If the U.S. Treasury as a provider were in fact to default, it would have really substantial, tough to forecast, and most likely long lasting impacts on investors, providers, and markets alike.

“In a word, it would make the Cyclone Roller Coaster at the 1933 Chicago World’s Fair look like a kiddie ride,” he worried.

The SEC chairman also clarified: “While we at the SEC have no direct role in those discussions, the outcome is directly consequential to each part of our mission: protecting investors, facilitating capital formation, and maintaining fair, orderly, and efficient markets.”

He included:

We’ve currently seen an impact in the rates and liquidity of short-dated Treasury expenses and continue to keep track of for any extra tremblings.

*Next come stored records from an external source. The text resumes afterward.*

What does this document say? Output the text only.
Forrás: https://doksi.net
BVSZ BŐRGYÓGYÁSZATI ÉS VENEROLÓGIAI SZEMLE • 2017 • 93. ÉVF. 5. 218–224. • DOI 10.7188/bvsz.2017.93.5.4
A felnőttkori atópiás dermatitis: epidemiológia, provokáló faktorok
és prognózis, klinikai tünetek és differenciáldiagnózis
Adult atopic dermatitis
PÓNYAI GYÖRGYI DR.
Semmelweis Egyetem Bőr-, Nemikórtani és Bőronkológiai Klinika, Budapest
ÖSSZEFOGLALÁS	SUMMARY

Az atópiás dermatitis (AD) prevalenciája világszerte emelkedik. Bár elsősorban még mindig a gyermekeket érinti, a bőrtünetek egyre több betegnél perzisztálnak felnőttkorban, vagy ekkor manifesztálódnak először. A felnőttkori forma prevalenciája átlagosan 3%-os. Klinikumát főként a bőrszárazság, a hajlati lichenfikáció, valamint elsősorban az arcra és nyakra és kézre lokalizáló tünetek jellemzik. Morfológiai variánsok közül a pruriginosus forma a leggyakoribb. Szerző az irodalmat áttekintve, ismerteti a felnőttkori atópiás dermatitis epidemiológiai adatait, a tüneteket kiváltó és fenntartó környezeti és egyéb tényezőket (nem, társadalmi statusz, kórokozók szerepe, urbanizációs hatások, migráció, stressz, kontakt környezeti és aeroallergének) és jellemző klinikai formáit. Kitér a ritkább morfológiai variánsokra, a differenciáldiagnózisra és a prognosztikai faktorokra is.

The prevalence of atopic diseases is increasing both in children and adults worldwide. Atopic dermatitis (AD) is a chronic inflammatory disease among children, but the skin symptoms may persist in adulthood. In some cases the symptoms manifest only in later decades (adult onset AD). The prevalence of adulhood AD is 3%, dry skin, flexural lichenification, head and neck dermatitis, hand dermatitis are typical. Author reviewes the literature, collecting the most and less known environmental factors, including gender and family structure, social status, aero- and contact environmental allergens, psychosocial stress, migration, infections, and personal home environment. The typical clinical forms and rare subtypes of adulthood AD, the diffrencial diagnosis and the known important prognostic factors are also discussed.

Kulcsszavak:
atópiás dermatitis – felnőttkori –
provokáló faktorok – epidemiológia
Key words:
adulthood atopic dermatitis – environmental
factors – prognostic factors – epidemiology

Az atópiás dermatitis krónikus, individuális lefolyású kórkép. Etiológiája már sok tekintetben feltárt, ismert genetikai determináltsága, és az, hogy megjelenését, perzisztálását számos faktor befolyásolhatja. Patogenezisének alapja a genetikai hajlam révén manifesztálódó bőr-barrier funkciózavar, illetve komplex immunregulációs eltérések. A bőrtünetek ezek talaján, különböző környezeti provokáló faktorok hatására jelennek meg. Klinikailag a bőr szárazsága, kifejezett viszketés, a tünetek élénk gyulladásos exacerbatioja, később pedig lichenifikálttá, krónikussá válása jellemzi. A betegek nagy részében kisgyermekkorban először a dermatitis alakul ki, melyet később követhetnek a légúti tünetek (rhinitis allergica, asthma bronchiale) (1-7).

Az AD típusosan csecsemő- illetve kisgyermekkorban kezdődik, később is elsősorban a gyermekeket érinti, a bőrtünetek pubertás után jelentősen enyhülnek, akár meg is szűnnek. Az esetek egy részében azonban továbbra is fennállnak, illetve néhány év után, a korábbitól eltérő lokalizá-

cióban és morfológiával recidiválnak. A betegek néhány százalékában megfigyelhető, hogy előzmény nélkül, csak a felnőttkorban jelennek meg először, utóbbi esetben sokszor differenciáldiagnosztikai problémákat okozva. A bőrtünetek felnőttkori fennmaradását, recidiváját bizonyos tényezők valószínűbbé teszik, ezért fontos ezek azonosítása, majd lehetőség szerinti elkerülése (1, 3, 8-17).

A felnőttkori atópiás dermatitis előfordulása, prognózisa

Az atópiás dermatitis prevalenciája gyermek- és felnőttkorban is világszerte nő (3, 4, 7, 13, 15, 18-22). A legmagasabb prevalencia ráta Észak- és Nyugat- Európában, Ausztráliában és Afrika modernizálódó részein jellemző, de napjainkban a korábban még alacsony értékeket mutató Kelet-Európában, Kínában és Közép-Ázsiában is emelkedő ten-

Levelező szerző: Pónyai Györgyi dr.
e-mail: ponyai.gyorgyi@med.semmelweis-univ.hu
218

U.S. Treasury Secretary Janet Yellen exposed recently that the Treasury Department might not have the ability to pay all of the federal government’s expenses as early as June 1 “if Congress does not raise or suspend the debt limit before that time.” She also warned of “catastrophic” repercussions of the U.S. defaulting on its financial obligation responsibilities.

What do you think of SEC Chairman Gary Gensler’s cautioning concerning the effect a U.S. default would have on capital markets? Let us understand in the comments area below.